Badacze z Uniwersytetu Columbia w Nowym Jorku przeprowadzili prosty test - podzielili oni 1000 gospodarstw domowych na dwie grupy. Jedna używała mydła antybakteryjnego, druga zwykłego. Obie nie były świadome do jakiej grupy należą. Odkryto, że rodzaj używanego detergentu nie miał żadnego wpływu na częstotliwość występowania chorób i zatruć. Sprawdzono więc na ile skuteczne są te środki w usuwaniu bakterii. Okazało się, że nie rodzaj mydła, ale sposób w jaki się go używa miał największe znaczenie. Bakterie usuwane są najlepiej poprzez pocieranie i szczotkowanie, jak w przypadku porządnego mycia dłoni stosowanego przez chirurgów. Gdy potrzebna była dezynfekcja, najskuteczniejszy okazał się żel z alkoholem, jaki kupimy w każdej drogerii. I ten powinien być rozważony przez osoby, których układy immunologiczne są w jakikolwiek sposób osłabione.
Twierdzenie, że musimy eliminować bakterie z naszego otoczenia jest marketingowym mitem.
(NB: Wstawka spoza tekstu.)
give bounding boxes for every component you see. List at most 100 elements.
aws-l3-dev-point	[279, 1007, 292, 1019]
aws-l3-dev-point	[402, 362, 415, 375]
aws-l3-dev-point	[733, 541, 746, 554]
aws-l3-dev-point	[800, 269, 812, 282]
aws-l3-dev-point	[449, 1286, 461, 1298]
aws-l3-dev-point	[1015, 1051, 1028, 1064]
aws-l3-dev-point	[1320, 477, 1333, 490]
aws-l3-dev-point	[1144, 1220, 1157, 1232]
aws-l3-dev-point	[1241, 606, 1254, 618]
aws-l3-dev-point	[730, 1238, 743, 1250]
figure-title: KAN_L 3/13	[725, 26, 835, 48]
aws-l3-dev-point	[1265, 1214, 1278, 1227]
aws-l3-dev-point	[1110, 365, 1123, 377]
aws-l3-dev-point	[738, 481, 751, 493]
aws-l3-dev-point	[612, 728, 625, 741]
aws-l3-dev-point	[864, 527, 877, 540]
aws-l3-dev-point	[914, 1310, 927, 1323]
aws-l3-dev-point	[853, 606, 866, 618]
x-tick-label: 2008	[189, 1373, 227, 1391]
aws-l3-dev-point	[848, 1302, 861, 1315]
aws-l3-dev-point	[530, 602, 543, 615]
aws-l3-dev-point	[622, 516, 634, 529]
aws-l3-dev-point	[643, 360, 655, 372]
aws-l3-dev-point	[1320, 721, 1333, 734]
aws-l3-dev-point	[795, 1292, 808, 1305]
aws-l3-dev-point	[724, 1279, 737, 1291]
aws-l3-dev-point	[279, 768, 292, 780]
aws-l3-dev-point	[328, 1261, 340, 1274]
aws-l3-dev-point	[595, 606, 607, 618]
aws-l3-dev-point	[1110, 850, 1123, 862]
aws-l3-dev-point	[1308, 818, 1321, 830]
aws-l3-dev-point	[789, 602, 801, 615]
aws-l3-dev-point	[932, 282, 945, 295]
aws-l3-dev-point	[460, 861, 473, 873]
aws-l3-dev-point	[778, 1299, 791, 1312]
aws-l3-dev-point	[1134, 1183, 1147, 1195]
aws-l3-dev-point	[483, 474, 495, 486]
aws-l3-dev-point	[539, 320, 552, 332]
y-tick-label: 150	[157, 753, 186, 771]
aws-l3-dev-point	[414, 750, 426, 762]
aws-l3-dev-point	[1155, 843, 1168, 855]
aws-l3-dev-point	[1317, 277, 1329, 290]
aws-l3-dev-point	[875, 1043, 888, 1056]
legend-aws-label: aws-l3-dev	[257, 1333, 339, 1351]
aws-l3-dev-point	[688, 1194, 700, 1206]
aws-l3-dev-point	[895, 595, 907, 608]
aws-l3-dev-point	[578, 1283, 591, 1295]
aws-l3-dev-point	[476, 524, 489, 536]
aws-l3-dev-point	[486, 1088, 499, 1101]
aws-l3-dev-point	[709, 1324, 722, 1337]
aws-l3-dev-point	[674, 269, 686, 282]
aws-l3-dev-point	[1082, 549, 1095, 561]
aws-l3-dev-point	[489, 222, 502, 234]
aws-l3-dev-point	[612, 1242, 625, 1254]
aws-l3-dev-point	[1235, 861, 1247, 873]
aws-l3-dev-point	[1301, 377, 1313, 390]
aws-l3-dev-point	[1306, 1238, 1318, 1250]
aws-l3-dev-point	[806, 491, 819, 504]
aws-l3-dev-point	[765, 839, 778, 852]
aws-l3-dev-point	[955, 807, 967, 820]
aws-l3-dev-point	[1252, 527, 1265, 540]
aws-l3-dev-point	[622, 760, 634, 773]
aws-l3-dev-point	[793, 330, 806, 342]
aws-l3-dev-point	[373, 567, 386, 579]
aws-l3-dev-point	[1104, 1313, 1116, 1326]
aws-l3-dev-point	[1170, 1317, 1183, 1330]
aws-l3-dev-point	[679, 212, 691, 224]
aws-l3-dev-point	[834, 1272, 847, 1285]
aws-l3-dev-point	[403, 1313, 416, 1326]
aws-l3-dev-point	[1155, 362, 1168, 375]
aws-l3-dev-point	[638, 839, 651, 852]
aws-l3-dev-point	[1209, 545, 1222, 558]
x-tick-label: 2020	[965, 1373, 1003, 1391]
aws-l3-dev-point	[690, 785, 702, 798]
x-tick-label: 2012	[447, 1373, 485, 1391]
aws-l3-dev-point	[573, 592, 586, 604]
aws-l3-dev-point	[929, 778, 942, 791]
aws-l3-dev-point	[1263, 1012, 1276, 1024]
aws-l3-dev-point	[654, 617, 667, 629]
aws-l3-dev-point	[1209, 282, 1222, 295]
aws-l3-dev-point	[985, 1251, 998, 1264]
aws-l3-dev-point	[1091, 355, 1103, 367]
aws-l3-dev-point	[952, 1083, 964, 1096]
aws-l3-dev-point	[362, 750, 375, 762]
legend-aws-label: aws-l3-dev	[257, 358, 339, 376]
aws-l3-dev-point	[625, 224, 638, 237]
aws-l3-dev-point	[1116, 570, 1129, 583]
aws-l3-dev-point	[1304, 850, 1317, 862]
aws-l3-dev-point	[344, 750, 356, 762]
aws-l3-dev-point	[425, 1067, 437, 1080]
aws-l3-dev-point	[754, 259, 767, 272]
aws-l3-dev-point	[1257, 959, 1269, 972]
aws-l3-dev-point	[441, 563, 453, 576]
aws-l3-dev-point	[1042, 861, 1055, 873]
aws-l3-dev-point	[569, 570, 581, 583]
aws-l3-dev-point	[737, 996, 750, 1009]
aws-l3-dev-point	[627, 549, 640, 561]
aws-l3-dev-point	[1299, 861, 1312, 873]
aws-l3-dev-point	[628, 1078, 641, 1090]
Od początków naszego istnienia dzielimy z nimi nasze środowisko i nasze ciała. Istnieją oczywiście wyjątkowe sytuacje, gdy dodatkowa uwaga na ich poziomy jest wymagana. W życiu codziennym jednak z powodzeniem możemy trzymać się zdroworozsądkowych zasad higieny osobistej - szczególnie, gdy chodzi o dzieci.